In this country, Chief Justice McLachlin has spoken out about high legal fees as an insurmountable obstacle, for those without the means, to justice. In British Columbia, legal aid lawyers have, on occasion, withdrawn services to emphasize the inadequacy of that system’s budget. Unavailability of Sheriffs has in some instances caused unscheduled court closures. Bill C-10’s financial impact is debated endlessly, and the cost of RCMP policing services is driving active consideration of municipally-based alternatives.
Our crises don’t seem to have the blunt effect of those in the U.S. and elsewhere. We have the advantage of time to think about alternatives and options before we are forced to confront British or American-style consequences.
To give focus to the discussion of our options, the planners of the 2013 Canadian Congress on Criminal Justice has determined that the theme for next year’s event (October 2-5 in Vancouver) will be 21st Century Justice: The Economics of Public Safety. The 2013 Congress is a joint undertaking of the Canadian Criminal Justice Association (www.ccja-acjp.ca) and the British Columbia Criminal Justice Association (www.bccja.com), and next year’s event will be the 34th of these biennial gatherings.
Recently a Call for Papers to be presented at the Congress was published on the CCJA’s website, and in its quarterly magazine, Justice Report.
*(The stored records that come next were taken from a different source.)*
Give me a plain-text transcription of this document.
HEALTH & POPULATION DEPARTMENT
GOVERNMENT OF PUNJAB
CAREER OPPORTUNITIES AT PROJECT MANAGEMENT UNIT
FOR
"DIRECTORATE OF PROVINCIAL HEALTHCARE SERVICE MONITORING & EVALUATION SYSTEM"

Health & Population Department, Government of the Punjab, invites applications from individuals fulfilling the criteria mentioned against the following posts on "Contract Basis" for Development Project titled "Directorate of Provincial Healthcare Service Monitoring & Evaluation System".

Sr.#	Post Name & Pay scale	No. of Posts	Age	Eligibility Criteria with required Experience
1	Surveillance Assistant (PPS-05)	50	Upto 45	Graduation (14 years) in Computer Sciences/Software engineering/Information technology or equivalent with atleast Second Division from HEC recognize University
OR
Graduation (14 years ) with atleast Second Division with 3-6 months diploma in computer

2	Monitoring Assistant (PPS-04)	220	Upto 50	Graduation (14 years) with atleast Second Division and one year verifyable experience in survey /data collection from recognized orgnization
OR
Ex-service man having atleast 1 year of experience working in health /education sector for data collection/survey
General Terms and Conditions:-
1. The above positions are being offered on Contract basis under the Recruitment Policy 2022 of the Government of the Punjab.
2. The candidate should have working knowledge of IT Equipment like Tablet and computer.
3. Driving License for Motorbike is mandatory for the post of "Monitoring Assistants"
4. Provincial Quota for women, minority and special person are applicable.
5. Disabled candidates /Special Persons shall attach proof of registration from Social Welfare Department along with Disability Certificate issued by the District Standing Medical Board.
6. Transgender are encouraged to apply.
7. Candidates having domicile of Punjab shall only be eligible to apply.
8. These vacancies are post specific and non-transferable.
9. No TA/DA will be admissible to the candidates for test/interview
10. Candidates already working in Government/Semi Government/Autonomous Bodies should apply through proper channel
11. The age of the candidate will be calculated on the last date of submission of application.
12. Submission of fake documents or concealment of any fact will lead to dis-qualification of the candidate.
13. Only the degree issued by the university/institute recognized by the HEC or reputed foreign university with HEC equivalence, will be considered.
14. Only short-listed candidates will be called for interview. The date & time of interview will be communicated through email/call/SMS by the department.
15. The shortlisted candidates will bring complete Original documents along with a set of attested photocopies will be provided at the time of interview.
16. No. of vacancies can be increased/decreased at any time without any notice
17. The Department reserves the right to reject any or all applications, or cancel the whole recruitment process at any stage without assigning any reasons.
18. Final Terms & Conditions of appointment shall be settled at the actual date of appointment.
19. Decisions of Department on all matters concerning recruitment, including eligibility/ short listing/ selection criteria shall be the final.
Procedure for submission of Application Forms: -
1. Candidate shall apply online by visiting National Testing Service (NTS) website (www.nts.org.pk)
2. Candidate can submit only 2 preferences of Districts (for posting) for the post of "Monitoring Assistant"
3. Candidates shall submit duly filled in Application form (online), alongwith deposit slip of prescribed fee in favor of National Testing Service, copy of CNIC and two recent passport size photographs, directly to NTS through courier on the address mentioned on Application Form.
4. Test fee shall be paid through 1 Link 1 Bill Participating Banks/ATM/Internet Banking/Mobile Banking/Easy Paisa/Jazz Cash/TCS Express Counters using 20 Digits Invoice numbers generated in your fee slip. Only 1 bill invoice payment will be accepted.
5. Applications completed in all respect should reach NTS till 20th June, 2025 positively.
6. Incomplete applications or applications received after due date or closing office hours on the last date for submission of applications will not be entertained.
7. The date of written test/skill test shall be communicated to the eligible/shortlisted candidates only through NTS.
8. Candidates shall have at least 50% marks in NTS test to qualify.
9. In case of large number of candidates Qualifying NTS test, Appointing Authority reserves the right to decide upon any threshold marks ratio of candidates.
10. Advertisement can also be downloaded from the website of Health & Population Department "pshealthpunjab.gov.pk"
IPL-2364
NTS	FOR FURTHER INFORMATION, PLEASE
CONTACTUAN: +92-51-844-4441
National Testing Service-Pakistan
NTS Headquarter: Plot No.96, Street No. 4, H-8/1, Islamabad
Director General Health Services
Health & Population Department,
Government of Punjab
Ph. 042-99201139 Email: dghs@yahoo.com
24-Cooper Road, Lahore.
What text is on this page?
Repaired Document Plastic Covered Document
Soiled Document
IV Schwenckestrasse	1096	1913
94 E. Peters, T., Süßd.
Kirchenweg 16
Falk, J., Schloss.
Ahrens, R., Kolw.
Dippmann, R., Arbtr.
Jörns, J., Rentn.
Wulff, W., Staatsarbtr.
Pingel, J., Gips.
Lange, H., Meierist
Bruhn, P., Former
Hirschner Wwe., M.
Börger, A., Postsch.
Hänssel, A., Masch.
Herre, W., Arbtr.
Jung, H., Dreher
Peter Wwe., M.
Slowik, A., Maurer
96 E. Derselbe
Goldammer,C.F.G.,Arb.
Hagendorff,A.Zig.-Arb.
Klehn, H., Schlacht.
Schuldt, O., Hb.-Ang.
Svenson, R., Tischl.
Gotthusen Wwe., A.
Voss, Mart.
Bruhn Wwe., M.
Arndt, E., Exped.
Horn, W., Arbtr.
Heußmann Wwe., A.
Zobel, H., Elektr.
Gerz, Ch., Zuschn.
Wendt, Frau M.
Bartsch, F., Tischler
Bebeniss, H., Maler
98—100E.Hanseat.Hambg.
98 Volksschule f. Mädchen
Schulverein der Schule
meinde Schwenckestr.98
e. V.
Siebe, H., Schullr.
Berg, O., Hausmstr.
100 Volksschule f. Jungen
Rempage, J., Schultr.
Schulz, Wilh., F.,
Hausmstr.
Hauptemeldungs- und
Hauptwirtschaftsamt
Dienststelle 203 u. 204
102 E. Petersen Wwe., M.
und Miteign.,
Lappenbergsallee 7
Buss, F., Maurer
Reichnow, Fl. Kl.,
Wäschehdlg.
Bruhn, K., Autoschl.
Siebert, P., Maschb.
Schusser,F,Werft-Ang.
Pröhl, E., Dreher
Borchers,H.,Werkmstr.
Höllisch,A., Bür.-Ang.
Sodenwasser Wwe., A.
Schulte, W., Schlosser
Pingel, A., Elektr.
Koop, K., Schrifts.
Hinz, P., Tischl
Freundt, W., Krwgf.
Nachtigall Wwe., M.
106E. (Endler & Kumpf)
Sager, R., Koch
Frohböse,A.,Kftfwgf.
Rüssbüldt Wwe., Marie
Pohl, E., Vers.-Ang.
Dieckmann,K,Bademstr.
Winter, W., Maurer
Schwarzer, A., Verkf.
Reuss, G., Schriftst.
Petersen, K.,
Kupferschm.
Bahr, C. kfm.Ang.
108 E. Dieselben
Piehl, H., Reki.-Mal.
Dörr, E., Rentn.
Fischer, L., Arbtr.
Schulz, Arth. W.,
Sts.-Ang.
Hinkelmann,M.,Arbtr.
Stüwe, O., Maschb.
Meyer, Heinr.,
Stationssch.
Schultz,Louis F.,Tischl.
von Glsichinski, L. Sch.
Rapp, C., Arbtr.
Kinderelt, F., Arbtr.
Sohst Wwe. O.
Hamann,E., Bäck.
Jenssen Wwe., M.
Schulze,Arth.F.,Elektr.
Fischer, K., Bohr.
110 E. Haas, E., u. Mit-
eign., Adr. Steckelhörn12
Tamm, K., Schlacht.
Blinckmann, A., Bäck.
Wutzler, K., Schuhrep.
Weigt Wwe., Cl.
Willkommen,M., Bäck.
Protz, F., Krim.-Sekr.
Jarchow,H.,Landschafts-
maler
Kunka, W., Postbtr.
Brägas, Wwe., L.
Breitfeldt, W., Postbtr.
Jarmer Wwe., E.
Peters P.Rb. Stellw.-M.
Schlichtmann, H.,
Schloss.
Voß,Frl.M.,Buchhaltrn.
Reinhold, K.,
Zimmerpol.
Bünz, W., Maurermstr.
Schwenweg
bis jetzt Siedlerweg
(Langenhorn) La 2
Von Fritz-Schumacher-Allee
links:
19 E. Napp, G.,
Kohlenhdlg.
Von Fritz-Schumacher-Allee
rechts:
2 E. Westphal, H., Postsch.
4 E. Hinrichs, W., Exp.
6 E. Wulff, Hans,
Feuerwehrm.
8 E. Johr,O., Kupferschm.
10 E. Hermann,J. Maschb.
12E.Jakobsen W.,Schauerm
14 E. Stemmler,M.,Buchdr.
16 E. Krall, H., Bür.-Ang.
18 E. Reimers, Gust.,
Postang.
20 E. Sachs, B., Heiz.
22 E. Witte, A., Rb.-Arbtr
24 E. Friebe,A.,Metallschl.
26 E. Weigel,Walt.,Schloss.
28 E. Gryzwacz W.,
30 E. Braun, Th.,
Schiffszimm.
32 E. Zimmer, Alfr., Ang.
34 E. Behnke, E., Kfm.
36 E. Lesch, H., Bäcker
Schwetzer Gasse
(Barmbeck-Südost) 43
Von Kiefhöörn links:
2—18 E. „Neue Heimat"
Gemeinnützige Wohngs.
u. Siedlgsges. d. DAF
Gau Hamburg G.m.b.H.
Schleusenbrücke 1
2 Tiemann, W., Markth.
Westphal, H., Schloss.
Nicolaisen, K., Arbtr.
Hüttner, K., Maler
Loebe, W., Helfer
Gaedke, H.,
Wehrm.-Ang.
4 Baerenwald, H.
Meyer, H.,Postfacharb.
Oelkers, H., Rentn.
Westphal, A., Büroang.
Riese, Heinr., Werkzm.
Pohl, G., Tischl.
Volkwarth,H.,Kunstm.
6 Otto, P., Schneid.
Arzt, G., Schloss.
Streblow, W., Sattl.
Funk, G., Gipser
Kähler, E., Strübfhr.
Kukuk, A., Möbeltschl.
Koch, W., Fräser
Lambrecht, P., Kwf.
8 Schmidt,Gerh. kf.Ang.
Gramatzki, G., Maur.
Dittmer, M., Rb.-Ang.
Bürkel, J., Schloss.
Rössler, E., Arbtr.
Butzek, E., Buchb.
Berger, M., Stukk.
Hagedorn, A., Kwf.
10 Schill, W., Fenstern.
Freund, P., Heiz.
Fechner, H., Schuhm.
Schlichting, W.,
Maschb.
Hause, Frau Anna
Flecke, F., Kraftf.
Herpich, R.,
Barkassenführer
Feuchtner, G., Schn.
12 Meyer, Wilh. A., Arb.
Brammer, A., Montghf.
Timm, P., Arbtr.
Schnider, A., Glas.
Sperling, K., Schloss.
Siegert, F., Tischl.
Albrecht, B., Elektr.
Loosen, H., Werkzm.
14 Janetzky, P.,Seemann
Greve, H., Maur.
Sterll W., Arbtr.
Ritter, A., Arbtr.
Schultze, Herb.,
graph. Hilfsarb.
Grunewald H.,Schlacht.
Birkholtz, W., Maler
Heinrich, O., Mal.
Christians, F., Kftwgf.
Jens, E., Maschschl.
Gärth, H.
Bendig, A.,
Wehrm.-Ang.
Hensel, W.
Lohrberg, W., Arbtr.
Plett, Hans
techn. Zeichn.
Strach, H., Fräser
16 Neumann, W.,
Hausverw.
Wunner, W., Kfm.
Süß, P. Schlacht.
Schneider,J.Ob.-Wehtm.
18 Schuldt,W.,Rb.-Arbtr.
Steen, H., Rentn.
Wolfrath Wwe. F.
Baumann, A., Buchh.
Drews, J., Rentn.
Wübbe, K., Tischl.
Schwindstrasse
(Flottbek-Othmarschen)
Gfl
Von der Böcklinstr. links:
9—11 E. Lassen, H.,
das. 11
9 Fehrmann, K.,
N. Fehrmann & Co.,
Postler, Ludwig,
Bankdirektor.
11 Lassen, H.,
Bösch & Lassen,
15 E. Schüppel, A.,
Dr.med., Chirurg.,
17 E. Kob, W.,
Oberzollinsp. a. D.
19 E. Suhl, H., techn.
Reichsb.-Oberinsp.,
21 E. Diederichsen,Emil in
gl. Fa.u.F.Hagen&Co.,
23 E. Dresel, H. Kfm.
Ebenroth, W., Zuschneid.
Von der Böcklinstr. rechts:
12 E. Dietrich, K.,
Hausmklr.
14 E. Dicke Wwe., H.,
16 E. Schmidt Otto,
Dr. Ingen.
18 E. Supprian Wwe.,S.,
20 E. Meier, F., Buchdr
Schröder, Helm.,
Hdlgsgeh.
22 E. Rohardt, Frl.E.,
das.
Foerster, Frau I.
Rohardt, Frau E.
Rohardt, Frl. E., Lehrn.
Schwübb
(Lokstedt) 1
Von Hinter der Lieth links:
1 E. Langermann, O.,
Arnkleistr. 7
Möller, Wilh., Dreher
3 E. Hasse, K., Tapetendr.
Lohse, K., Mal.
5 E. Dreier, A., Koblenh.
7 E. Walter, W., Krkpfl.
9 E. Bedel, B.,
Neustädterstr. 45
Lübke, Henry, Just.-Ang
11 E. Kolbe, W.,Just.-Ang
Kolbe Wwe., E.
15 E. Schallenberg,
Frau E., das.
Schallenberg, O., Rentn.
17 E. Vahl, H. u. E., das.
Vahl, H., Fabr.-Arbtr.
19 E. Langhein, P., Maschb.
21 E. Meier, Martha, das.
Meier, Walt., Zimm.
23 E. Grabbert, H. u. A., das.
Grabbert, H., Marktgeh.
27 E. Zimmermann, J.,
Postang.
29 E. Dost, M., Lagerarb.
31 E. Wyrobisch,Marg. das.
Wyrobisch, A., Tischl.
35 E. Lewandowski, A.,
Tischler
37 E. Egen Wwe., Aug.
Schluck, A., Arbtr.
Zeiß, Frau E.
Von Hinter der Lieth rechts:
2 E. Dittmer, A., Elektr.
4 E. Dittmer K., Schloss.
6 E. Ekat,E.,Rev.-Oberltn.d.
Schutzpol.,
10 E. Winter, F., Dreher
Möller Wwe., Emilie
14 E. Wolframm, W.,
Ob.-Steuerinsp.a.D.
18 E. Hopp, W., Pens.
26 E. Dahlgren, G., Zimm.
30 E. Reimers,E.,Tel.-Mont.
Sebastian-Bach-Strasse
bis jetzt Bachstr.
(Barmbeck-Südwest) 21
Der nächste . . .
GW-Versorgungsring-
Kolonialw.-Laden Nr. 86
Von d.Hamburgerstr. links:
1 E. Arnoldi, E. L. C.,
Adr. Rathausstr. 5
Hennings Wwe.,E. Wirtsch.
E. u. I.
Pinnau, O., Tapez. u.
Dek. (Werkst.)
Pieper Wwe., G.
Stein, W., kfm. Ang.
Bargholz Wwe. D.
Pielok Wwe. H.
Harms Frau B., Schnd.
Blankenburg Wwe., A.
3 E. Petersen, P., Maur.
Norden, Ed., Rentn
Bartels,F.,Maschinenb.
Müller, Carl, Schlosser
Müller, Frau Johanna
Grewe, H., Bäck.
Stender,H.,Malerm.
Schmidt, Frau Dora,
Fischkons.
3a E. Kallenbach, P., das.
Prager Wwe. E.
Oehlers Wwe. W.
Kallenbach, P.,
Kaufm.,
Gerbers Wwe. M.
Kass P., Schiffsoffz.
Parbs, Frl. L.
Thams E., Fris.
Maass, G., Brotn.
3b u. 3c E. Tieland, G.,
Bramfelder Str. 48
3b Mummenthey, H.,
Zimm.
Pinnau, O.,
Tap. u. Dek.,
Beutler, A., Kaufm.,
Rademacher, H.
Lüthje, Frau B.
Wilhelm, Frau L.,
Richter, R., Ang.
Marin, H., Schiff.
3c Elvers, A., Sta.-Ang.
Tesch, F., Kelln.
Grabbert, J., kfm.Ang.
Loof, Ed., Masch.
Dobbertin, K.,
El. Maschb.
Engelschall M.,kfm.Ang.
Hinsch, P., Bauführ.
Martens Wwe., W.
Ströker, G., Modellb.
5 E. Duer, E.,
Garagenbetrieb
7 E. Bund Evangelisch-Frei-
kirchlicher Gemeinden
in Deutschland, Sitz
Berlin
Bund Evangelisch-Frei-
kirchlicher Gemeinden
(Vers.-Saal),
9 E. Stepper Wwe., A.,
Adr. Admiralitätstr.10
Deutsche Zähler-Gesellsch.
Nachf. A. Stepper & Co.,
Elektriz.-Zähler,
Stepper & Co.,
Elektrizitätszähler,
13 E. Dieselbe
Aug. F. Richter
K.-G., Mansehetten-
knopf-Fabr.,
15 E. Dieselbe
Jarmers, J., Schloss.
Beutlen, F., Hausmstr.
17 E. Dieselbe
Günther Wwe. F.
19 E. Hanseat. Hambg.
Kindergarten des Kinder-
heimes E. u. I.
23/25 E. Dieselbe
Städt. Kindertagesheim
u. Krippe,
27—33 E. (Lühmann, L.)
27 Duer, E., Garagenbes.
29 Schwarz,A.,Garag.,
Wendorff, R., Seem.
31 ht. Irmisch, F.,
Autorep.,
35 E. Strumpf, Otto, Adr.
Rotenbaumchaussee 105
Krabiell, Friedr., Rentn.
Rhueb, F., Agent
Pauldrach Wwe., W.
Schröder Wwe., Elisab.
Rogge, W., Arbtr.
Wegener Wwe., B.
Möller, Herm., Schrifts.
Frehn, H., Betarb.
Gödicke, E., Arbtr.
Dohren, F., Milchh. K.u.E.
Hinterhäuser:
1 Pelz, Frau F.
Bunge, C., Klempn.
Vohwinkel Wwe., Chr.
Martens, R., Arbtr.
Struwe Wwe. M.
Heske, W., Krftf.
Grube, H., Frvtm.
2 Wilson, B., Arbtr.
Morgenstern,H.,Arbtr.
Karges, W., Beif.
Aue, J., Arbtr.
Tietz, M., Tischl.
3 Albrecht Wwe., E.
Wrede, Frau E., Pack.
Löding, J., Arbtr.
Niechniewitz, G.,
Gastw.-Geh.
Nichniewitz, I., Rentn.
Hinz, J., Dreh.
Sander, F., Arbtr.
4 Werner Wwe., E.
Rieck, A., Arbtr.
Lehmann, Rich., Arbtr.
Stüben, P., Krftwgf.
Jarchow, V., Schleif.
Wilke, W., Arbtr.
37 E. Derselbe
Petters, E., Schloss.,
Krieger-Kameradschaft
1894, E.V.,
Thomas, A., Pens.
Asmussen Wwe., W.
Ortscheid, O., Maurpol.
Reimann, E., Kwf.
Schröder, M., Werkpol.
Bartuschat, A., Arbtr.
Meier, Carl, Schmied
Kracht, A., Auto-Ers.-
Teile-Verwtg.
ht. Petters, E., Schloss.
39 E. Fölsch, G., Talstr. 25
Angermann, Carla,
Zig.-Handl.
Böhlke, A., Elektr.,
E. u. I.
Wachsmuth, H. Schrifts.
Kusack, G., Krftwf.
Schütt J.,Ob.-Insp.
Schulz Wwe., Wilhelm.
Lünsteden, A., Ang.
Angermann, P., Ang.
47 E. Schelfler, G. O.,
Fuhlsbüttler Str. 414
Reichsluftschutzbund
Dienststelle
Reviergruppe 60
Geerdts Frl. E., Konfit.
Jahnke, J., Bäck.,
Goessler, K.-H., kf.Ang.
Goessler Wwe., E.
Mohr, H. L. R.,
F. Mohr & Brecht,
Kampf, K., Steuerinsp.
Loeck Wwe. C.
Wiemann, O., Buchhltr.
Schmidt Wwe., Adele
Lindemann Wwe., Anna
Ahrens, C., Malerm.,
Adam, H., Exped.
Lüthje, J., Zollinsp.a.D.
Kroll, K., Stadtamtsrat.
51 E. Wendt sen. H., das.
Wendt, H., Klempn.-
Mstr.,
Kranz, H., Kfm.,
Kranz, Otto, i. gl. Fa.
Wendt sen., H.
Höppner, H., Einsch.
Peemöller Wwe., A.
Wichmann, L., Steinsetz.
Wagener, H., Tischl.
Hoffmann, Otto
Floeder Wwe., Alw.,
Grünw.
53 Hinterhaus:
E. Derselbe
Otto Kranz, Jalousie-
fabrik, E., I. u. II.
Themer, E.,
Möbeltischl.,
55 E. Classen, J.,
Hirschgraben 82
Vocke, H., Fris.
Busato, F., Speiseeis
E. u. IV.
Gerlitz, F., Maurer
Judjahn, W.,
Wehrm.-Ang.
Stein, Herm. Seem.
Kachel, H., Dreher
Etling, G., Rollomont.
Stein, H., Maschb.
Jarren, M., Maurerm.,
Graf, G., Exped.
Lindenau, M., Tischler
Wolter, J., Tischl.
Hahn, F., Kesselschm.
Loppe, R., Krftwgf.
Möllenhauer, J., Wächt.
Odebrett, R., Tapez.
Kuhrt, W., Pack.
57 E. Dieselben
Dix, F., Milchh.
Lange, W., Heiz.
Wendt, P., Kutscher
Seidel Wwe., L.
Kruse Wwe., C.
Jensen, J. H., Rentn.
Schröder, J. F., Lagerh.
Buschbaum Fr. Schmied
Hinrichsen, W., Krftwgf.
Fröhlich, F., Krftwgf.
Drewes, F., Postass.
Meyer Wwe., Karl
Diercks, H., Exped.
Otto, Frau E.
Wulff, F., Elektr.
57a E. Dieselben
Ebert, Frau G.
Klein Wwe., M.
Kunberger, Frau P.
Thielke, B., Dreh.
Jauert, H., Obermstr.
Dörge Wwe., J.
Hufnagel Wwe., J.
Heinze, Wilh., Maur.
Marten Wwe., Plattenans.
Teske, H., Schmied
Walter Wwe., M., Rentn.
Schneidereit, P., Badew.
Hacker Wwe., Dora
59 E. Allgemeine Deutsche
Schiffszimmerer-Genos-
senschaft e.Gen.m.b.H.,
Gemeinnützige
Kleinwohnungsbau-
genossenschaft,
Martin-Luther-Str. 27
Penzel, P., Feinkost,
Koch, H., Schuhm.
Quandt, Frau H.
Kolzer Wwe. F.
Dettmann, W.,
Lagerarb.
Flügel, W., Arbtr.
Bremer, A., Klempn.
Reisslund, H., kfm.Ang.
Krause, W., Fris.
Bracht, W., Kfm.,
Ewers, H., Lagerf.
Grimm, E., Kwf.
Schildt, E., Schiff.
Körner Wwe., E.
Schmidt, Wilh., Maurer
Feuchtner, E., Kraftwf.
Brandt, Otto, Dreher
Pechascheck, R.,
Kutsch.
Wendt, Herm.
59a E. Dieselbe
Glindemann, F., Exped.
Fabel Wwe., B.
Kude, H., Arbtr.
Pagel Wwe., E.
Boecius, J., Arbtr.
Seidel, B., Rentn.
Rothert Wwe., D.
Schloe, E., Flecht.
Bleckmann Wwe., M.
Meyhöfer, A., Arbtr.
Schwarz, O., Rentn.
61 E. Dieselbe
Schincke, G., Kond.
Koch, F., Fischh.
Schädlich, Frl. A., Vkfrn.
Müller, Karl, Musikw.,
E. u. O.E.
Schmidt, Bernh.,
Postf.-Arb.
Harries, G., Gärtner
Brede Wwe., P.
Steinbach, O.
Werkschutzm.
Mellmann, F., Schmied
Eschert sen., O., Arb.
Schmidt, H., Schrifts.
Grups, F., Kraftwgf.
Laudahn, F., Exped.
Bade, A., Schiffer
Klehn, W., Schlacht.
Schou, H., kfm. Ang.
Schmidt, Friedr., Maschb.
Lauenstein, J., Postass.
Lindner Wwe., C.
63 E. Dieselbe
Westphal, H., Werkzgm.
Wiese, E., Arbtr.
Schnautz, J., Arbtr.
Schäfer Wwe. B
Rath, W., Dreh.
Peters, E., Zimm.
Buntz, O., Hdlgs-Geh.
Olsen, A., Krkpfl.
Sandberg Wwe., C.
The Call for Papers creates an opportunity to contribute directly to conversation about justice reform, a reform movement that will increasingly be pushed along by the need to find affordable and sustainable alternatives.
Pierre Trudeau talked, more than 40 years ago, about Canada as a “Just Society”. If we truly aspire to create and sustain a country that can claim to be a just society, we need to think long and hard about the shape of our justice system, its effective and efficient functioning, and our ability to sustain and improve public safety. It is time to check our assumptions.